It took a couple of minutes and the aroma of fresh brew to get my mom out of bed. She was bleary-eyed but not ungracious to our unexpected company as she joined us in the living room.
“Good morning, Officers,” she said. “Hope you don’t mind if I sit?”
“Of course,” they both said in unison. In the kitchen the coffeepot sputtered, and I used it as an excuse to slink out of the room. I had to get out of there. I felt like I was suffocating. Mom was about to put the final nail in our Pandora’s box of secrets. After she lied to the police about what we did, there would be no going back. I reminded myself that our hand had been forced, and that I didn’t want her to tell, nothing good would come of it.
“Any details you can remember . . .” I heard one of them say as I opened the cupboard to forage for cups.
I suddenly realized I had no idea what she would say. We hadn’t talked about how to handle questions from the police, or any of it, really—how else we could have survived without Dad, what we would do if we got caught. I never asked her if she wanted to go through with it, because what if she didn’t? Would I try to change her mind? I didn’t want to be broke. I didn’t want to be pitied. And more than anything, I didn’t want to go back to my old school. The thought of facing all those tears and hugs and Oh my God, I am sooooo sorrys was enough to make me want to hurl.
My teachers had already told me I could take my tenth grade finals at home, and excused me from all remaining assignments. So once my mom moved back home, I cleaned out my locker and said goodbye to my friends. I didn’t know I’d never see them again, but even if I had, I wouldn’t have cared. I hated that place. I wanted to be at a school where you didn’t have to keep your head down when you walked through the halls. I wanted to go somewhere with a real track-and-field program, one that had locker rooms with working showers. I wanted to be with people who wanted something more out of school than to just get through. I wanted friends who didn’t have to work every weekend and could hang out. And I wanted a boyfriend. A guy from a good family, who could afford to take me out and had a car to drive me home.
But more than all those things I wanted, there was one thing I didn’t want—to be the girl whose dad died.
I didn’t want people to look at me with that “poor you!” half smile. I didn’t want to spend the next two years ducking Principal Price, who I’d cried all over and would never be able to look in the face again. I didn’t want anyone to start a GoFundMe page or bring us hand-me-downs or a lasagna. I didn’t want to be talked about, pitied, stared at, coddled, or avoided. I didn’t want to have to assure people I was going to be OK, because some days I might not be. I didn’t want to have to start every conversation with someone saying sorry about your dad, or hate them for not saying it. People would say they didn’t bring it up because they didn’t want to “remind” me—as if I wasn’t going to be thinking about him every damn minute of every damn day for the rest of my life.
I wanted to move forward.

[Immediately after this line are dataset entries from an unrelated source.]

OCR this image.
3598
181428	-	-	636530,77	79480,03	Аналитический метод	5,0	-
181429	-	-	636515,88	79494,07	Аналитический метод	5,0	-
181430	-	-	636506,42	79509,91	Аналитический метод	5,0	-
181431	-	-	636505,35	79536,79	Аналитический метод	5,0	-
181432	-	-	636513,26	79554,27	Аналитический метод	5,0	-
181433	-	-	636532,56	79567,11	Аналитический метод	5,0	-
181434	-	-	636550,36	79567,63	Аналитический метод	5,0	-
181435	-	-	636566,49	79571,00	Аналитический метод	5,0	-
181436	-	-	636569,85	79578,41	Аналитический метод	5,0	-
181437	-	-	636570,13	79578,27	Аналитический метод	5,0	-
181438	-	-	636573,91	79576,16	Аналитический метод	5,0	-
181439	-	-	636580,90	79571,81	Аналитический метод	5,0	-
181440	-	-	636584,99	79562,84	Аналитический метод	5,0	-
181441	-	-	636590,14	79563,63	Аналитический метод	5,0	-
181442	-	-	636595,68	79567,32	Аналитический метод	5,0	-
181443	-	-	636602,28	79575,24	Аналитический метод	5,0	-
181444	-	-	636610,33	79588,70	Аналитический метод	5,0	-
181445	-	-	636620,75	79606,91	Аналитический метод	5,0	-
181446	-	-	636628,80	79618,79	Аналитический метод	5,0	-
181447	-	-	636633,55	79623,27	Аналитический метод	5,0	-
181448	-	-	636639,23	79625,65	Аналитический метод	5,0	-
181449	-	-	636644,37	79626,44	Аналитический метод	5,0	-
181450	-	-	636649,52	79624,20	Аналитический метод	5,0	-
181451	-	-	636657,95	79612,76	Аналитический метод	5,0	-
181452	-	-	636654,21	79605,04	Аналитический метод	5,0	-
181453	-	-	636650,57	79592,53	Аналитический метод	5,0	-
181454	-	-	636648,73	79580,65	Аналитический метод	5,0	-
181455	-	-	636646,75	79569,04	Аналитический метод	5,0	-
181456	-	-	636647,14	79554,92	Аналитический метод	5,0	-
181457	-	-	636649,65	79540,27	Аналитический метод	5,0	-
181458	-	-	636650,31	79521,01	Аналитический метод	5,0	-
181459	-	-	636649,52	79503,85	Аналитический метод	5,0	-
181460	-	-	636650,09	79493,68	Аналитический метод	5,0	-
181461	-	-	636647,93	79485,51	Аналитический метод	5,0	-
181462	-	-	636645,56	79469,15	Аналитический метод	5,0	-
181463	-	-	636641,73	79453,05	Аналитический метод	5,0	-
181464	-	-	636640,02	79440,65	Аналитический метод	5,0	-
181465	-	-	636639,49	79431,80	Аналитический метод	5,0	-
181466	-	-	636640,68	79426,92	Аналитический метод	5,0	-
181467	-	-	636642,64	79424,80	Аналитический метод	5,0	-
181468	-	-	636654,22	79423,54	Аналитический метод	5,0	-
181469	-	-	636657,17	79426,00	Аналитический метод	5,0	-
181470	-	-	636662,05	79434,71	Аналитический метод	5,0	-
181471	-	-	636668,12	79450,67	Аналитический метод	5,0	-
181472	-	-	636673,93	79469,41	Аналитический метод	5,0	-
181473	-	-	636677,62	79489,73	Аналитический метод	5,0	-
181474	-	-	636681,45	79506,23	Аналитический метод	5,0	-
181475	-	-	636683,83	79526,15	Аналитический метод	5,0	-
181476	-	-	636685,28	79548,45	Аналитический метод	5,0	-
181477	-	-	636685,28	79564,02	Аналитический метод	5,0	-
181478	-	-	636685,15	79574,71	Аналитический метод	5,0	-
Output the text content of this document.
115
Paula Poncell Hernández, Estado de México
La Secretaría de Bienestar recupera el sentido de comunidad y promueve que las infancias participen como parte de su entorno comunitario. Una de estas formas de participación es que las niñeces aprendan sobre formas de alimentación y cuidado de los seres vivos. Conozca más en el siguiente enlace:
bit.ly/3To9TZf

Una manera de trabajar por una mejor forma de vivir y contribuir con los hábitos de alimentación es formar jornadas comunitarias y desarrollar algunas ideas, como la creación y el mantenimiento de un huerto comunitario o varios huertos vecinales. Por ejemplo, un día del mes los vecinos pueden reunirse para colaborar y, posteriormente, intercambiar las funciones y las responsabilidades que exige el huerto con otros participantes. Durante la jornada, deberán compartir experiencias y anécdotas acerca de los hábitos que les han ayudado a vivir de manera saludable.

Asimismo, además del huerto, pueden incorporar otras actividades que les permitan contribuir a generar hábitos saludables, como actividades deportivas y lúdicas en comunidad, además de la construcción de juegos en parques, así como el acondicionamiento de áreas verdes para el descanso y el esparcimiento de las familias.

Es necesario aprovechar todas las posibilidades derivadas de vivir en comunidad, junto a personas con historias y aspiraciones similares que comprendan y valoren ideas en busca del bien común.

But more than that, I didn’t want to go back.
I fished the milk out of the fridge, then smelled it to make sure it hadn’t turned. With just two of us in the apartment, perishables sat a lot longer now. I had already thrown out a pound of deli meat, a half dozen tomatoes, two avocados, and a hunk of moldy cheese.
“I’m sorry, but it’s all just a blank,” I heard Mom say as I opened the cutlery drawer. I was just about to fish for a spoon when the detective asked a question that stopped me cold.
“Do you know what this cord was for?”
Out of the corner of my eye, I saw Plainclothes pinching a power cord between his finger and thumb. The one for the dashcam. My hand hovered above the teaspoons as I waited for Mom to answer.
“Is it for a cell phone?” Mom asked.
“No, not for a cell phone,” Kellogg said. “It’s a barrel connector, phones use USB.” Plainclothes stepped forward to show it to her. She looked at it and shrugged.
“I’m not much of a tech person,” Mom said, and that was true. When Dad showed her the dashcam, she had just rolled her eyes and called it a “ridiculous waste of money.” And at the time I had agreed.
“Did you have a nav?” Kellogg asked. Mom shook her head no.
“I always just used my phone.” And that was also true.
“What about a dashcam?” the detective asked.
The coffee maker gurgled as the last drops of french roast dribbled into the pot. This was her chance to tell all, get justice for Dad. I squeezed my eyes shut as I waited to hear if she was going to take it.